I think you have rephrased the question correctly. The issue is not so much whether animals have rights as whether humans have responsibilities. What obligations do the strong have to the weak? Being created in the image of God, to me, means not so much that we are different from other animals because we have "souls" and some say they do not, but that we have been given power and responsibility and the capacity to understand the consequences of our actions. Scripture tells us that animals are each unique individuals, created and beloved by God, and given into our care. Each one suffers when it is mistreated in a caged hunt, a factory farm, a lab, a fighting ring, a puppy mill, a trap, or any of a number of the horrible settings in which we choose to place animals to satisfy our own appetites. The suffering of each animal is as real and important to that animal as our own suffering is to us.

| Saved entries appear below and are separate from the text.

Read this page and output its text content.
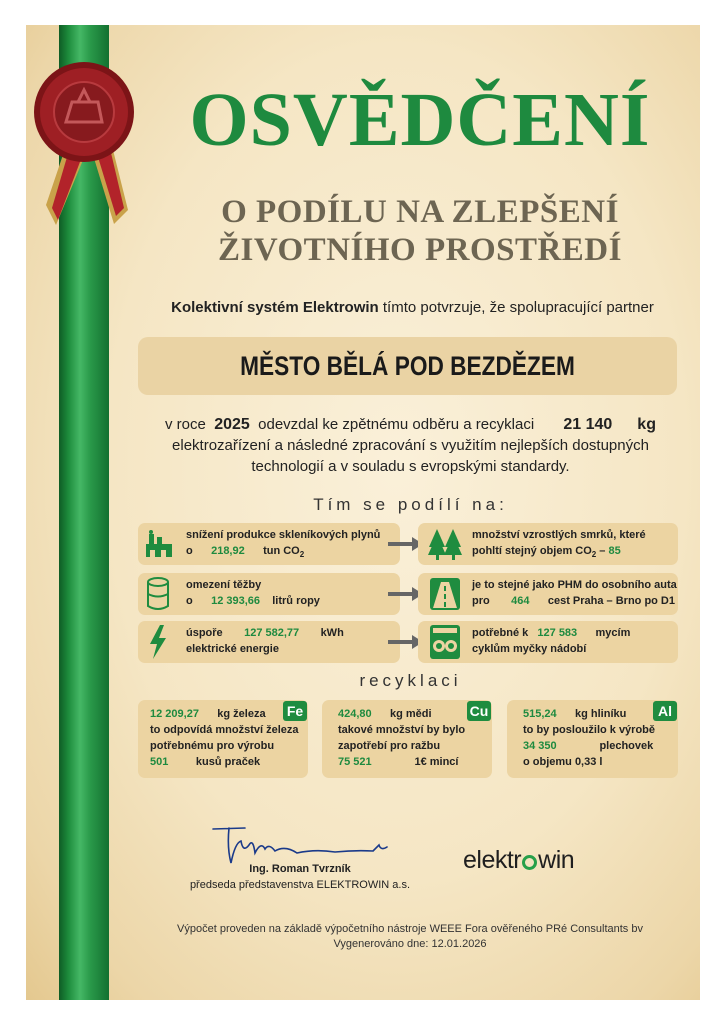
OSVĚDČENÍ
O PODÍLU NA ZLEPŠENÍ
ŽIVOTNÍHO PROSTŘEDÍ
Kolektivní systém Elektrowin tímto potvrzuje, že spolupracující partner
MĚSTO BĚLÁ POD BEZDĚZEM
v roce 2025 odevzdal ke zpětnému odběru a recyklaci 21 140 kg
elektrozařízení a následné zpracování s využitím nejlepších dostupných
technologií a v souladu s evropskými standardy.
Tím se podílí na:
snížení produkce skleníkových plynů
o 218,92 tun $CO_2$
množství vzrostlých smrků, které
pohltí stejný objem $CO_2 - 85$
omezení těžby
o 12 393,66 litrů ropy
je to stejné jako PHM do osobního auta
pro 464 cest Praha – Brno po D1
úspoře 127 582,77 kWh
elektrické energie
potřebné k 127 583 mycím
cyklům myčky nádobí
recyklaci
Fe
12 209,27 kg železa
to odpovídá množství železa
potřebnému pro výrobu
501	kusů praček
Cu
424,80 kg mědi
takové množství by bylo
zapotřebí pro ražbu
75 521	1€ mincí
Al
515,24 kg hliníku
to by posloužilo k výrobě
34 350	plechovek
o objemu 0,33 l
Ing. Roman Tvrzník
předseda představenstva ELEKTROWIN a.s.
elektr win
Výpočet proveden na základě výpočetního nástroje WEEE Fora ověřeného PRé Consultants bv
Vygenerováno dne: 12.01.2026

Whenever humans behave in a way that causes suffering to others (humans or animals), especially when the motive is for our on amusement or convenience, we need to ask whether we are behaving as God would have us behave.
Lois Wye

Sorry - me again. I just wanted to point out the Episcopal Church has several official statements regarding human responsibilities toward animals. I only wish more Episcopalians were aware of them. The Episcopal Network for Animal Welfare has a brochure with animal resolutions passed at recent General Conventions here: http://www.franciscan-anglican.com/enaw/Animal_Resolutions.pdf Lots of other great animal resources are also available at the site.
Lois Wye

The Christian faith absolutely undergirds our sense of responsibility to all God's creatures. God's covenant in Genesis after the Flood was not only with humanity but with the animals as well. Scripture is full of references to God caring for the animals and our call to care for them in turn. At minimum animals deserve to be treated humanely and ought to be shielded from suffering as much as possible...they have their own God-given life outside of humanity's. Oh, and yes, there are animals in heaven according to Revelation and John's vision of the 4 creatures at God's throne. Thanks for the question and discussion!